Across the industry, organizers of conferences and trade shows are working to regain their footing in the wake of the pandemic. SPE was one of the first to be impacted: It had planned to hold an in-person Antec in March 2020 in San Antonio, but when travel restrictions made that impossible, the group pivoted quickly and held a successful virtual conference.
But today, three years later, some companies still have reduced travel guidelines in place, while others are reviewing the number of people they send to events.
At Antec 2023, almost 300 research papers were presented. That's almost double the number presented in 2022. SPE officials said the sources of the papers also were more diverse, with 60 percent coming from academia and 40 percent coming from industry researchers.
Moving forward, SPE officials said they want conference content to include more research and development and applications technologies from business. The industry faces challenges in many areas, especially the use and disposal of its products, they added. Broadening conference content to include developments that are — or will soon be — commercial will boost the relevance and value of Antec and the information it provides to attendees, officials said.
This year's event was the first Antec I attended. The subject matter, including sustainability and recycling, was well designed and in tune with interests and concerns that we hear about from readers of Plastics News.

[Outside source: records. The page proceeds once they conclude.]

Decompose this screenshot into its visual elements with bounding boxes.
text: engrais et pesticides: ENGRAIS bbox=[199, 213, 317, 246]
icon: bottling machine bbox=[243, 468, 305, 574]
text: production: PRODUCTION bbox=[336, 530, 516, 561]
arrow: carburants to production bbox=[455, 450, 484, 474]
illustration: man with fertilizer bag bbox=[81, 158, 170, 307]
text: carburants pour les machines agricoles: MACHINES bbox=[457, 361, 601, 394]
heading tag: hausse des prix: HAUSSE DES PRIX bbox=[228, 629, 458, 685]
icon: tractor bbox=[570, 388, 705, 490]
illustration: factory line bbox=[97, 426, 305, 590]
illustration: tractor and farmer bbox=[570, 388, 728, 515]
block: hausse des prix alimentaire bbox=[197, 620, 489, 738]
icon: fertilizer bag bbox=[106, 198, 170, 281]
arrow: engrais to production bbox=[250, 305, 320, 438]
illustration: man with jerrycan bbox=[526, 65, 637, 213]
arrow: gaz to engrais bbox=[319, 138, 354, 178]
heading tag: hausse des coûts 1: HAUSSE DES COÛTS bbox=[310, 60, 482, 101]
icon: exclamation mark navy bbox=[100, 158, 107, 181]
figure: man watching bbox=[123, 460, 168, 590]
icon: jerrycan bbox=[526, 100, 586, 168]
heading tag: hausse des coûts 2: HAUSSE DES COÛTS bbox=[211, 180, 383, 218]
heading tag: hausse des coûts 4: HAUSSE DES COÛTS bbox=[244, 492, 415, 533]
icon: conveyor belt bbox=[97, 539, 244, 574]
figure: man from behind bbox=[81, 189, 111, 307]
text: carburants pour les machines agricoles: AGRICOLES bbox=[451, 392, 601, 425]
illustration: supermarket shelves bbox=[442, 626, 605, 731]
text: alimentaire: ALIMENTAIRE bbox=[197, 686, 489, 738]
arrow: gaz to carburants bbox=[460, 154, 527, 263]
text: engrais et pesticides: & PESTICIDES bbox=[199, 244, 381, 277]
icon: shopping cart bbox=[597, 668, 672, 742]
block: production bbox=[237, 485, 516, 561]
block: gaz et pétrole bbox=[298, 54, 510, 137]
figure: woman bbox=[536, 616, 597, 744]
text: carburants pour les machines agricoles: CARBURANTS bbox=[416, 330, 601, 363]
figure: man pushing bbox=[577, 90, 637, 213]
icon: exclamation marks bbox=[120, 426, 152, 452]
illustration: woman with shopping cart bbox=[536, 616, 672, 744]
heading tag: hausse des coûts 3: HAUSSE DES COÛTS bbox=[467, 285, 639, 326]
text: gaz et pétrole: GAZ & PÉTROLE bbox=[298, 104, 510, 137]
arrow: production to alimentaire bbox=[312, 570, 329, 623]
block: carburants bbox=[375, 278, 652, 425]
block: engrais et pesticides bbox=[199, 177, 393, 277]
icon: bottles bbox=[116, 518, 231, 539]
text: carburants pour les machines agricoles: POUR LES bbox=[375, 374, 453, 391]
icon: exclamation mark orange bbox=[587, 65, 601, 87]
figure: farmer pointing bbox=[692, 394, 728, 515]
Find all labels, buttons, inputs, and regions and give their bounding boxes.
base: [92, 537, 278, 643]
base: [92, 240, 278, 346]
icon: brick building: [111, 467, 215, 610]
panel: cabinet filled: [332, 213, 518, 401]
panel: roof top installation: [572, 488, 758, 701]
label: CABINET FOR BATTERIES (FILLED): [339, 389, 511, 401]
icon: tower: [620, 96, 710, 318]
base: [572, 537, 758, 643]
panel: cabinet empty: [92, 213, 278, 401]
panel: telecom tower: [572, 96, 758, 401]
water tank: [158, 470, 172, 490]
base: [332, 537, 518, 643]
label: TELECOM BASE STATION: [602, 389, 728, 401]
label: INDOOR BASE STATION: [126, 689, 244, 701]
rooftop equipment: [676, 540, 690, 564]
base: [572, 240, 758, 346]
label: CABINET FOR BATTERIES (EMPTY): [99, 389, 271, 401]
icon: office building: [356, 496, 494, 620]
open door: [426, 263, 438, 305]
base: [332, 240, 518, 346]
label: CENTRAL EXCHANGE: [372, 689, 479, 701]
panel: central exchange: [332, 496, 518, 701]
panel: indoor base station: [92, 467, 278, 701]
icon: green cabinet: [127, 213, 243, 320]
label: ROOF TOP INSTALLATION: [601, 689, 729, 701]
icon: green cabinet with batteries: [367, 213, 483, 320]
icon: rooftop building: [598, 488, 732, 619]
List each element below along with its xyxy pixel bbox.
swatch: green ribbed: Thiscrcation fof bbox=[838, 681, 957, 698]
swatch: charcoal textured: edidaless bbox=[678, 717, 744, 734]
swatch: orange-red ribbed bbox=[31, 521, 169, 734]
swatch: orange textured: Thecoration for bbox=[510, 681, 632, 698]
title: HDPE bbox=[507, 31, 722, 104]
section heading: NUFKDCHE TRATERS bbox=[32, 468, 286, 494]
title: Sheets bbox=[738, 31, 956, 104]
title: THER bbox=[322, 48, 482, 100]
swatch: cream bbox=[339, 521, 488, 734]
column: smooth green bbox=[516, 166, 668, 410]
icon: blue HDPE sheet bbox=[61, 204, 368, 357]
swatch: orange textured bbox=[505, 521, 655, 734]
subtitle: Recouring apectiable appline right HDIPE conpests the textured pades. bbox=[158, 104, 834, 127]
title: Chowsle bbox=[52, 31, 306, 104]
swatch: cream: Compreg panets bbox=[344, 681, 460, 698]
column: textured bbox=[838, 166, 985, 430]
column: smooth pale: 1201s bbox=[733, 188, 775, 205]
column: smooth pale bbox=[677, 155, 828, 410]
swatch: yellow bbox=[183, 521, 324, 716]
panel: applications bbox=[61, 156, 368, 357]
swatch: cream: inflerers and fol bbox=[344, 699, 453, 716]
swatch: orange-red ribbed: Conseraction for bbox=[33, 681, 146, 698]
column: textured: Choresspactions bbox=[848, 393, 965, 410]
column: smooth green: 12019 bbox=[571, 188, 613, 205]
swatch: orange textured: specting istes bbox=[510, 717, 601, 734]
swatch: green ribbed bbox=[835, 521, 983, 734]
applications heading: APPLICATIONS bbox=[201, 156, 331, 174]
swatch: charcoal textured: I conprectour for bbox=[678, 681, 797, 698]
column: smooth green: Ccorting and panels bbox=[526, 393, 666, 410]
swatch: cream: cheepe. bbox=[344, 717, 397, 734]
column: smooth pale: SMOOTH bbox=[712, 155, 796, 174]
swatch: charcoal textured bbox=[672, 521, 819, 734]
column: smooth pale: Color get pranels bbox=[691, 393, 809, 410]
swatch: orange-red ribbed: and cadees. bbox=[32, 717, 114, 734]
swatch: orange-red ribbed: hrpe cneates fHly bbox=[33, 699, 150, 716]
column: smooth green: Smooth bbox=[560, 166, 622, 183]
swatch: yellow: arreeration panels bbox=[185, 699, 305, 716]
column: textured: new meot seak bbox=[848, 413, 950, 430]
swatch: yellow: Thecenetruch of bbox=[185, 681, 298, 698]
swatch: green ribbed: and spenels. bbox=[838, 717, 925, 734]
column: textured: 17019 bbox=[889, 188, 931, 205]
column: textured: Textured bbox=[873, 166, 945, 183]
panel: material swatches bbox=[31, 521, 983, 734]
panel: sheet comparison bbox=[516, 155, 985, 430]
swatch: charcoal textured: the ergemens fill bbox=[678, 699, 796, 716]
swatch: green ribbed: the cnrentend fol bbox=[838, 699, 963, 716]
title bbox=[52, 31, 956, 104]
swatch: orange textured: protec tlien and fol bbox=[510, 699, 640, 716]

The event also reminded me of the epic FlexPo conferences hosted by the late Balaji Singh. Both had lots of high-level academic and business dialogue. Thankfully, Antec had no cases of researchers nearly coming to blows over the definition of an elastomer.
Highlights from Antec 2023 included a keynote address from PepsiCo Inc. Technical Director Sridevi Narayan-Sarathy about the firm's progress in designing flexible packaging that never becomes waste.
Narayan-Sarathy said that Purchase, N.Y.-based PepsiCo "is thinking beyond the bag and beyond the bottle" and "wants to use the power of our brands to increase recycling awareness."
Researchers from materials giant Dow Inc. and from the University of Stuttgart each presented research on new ways to recycle plastics from automotive applications. Midland, Mich.-based Dow is developing ways to better recycle polyvinyl butyrate (PVB) layers from auto windshields, according to global application technology leader Manoj Nerkar.
At the University of Stuttgart in Stuttgart, Germany, research has been done on recycling of auto airbags, which typically are made of nylon 6/6 fibers and silicone coating. The project found that airbag waste can be compounded with an organofunctional silane liquid to create a better, more usable material, according to scientific associate Sinja Pagel.
The dates and location for Antec 2024 haven't been announced yet, but the experience of Antec 2023 should be encouraging for SPE. Researchers, start your papers!